Six mystery clocks, one of each type Robert-Houdin made, appear together at Potter & Potter June 8

CHICAGO – Examples of all six of the mystery clocks created by Jean-Eugène Robert-Houdin (1805-71) come for sale at Potter & Potter Auctions on June 8. A total of six clocks by the 19th century French magician and horologist form part of the personal collection of dealer and seeker of the unusual Peter Hackhofer.

The genius that was Jean Eugene Robert-Houdin began to develop the very first mystery clocks around 1830. As discussed by Derek Roberts in Mystery, Novelty & Fantasy Clocks, Houdin produced six distinct types of mystery clock at his workshop in Blois, all operating with no visible connection between the hands and the mechanism.

Many speculated these were driven by the relatively new science of electromagnetism. In fact, all used optical tricks to conceal twin-train striking movements. Each model took the illusion further.

Robert-Houdin’s first mystery clock, an instant success when first exhibited in London and Paris in the 1830s, was titled La Fleur Mysterieuse. With an enamel circular dial creating the illusion of a clock working without power was relatively simple. The example here, with its mechanism cleverly concealed within a patinated bronze support modelled as a griffin, has a guide of $12,000-$18,000.

Later developments were more complex. Viewers were left to guess at how the hands of a clock could turn and kept good time when the dial was made of clear glass. They worked via the ingenious rotation of a glass sheet and a toothed rim to move the hands.
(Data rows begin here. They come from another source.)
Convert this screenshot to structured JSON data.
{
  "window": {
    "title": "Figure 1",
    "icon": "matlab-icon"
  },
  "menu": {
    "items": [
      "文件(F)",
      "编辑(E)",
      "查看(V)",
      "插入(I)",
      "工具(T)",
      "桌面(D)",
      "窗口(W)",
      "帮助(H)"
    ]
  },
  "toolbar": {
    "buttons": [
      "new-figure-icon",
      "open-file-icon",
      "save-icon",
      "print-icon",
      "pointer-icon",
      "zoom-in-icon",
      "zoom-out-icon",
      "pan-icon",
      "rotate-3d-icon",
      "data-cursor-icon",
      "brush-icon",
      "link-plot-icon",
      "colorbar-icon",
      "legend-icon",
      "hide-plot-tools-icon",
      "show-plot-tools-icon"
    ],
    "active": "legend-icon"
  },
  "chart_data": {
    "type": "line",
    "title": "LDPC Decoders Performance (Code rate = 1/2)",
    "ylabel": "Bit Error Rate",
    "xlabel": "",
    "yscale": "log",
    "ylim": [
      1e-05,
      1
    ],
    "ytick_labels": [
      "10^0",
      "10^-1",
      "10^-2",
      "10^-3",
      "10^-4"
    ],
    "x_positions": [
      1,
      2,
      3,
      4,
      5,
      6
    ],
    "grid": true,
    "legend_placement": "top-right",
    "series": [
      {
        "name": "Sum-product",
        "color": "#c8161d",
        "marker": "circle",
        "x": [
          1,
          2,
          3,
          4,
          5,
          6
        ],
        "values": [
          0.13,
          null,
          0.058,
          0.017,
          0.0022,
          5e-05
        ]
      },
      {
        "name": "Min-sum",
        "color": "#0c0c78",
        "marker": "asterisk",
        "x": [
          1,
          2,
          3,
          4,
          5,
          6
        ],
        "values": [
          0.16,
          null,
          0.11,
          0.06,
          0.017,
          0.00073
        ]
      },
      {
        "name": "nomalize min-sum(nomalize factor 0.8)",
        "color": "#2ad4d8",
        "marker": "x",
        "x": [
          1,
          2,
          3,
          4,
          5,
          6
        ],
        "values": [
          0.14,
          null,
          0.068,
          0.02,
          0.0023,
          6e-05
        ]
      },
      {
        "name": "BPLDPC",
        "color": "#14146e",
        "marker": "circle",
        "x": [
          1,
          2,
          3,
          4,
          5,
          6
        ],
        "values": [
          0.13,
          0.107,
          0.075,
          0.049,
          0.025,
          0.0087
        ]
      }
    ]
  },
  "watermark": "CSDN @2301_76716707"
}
A Series 2 clock circa 1835-1840 with a single hand to the glass dial is estimated at $15,000-$25,000 while a Series 3 clock circa 1840-1845 with its dial supported by a clear glass tube is expected to bring $30,000-$40,000.

As the name suggests, Robert-Houdin’s Series 4 or triple mystery clock contains three puzzles: a glass dial with two arrow-shaped hands apparently moving independently; a glass pillar with no means of transmitting propulsion and, finally, no apparent connection between the gears in the pedestal and the clock itself. Peter Hackhofer owned a particularly fine example dated circa 1850 that is estimated at $50,000-$70,000.

Robert-Houdin thought his circular dial clocks were losing their allure and developed the square-dial model which works by using several layers of glass to the dial and minute oscillations produced by a cam and rod. There are two versions of this model (Series 5 and Series 6) that are guided at $20,000-$30,000 each.